Co-author Dr. Alice Malpass, research fellow in the Bristol Medical School: Population Health Sciences (PHS), said, “At Bristol, we are continuing to increase efforts to find solutions to improve mental health among the student population. Our aim is to find effective new ways of supporting students who may be suffering from stress and anxiety.

“This study has shown how mindfulness can help students who might be struggling, in particular medical students, find new ways of relating to the difficulties that arise in their clinical work, studying and well-being.

“We have developed a theoretical model of the medical student ‘stress signature’, mapping how mindfulness-based cognitive therapy (MBCT) can break the cycle of specific vulnerability through the development of new coping strategies.”

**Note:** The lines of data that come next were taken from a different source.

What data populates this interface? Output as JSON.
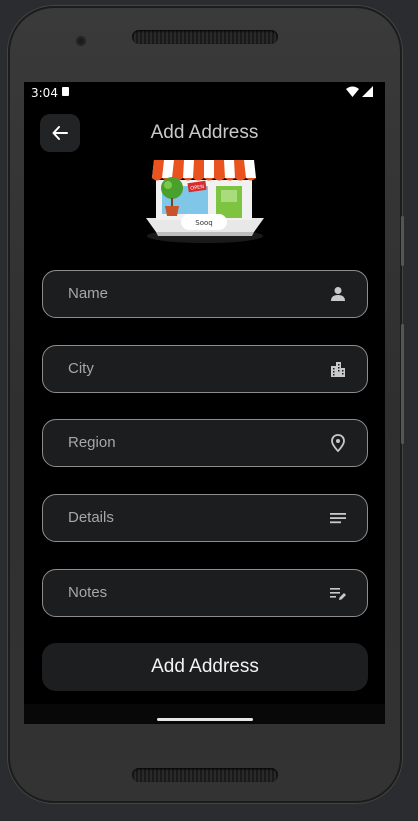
{
  "status_bar": {
    "time": "3:04"
  },
  "header": {
    "title": "Add Address"
  },
  "shop_image": {
    "sign_text": "Sooq",
    "awning_label": "OPEN"
  },
  "form": {
    "fields": [
      {
        "label": "Name",
        "icon": "person-icon"
      },
      {
        "label": "City",
        "icon": "city-icon"
      },
      {
        "label": "Region",
        "icon": "location-pin-icon"
      },
      {
        "label": "Details",
        "icon": "details-lines-icon"
      },
      {
        "label": "Notes",
        "icon": "edit-notes-icon"
      }
    ],
    "submit_label": "Add Address"
  },
  "colors": {
    "background": "#000000",
    "field_bg": "#1c1d1f",
    "field_border": "#8d8d8d",
    "button_bg": "#1d1e20"
  }
}
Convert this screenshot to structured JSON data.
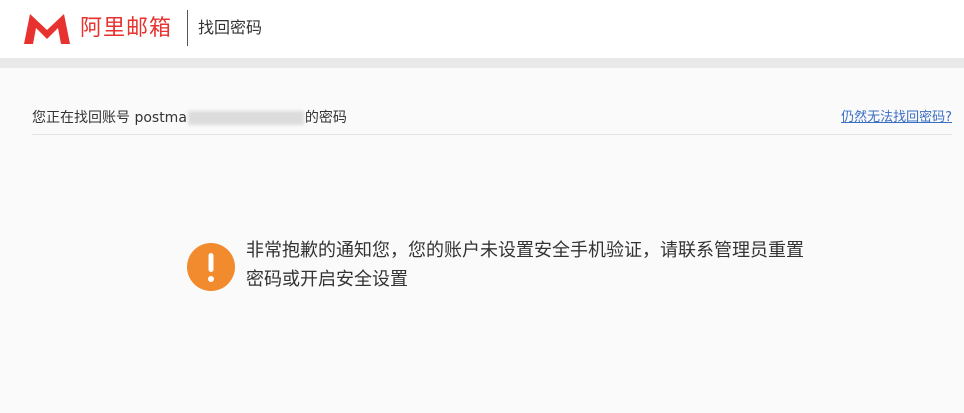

In Australia, New Zealand, Canada and the U.S., mindfulness training is part of the medical curriculum but has yet to be implemented in the U.K.. Policy recommendations from the General Medical Council (GMC), the body responsible for improving medical education in the U.K., recommend the use of mindfulness training to increase wellbeing and resilience to stress.

The researchers suggest a U.K. wide survey should be carried out to find out how other medical schools in the U.K. are implementing GMC mindfulness training guidelines and how this compares to what medical schools are delivering in Australia, New Zealand, Canada and the U.S.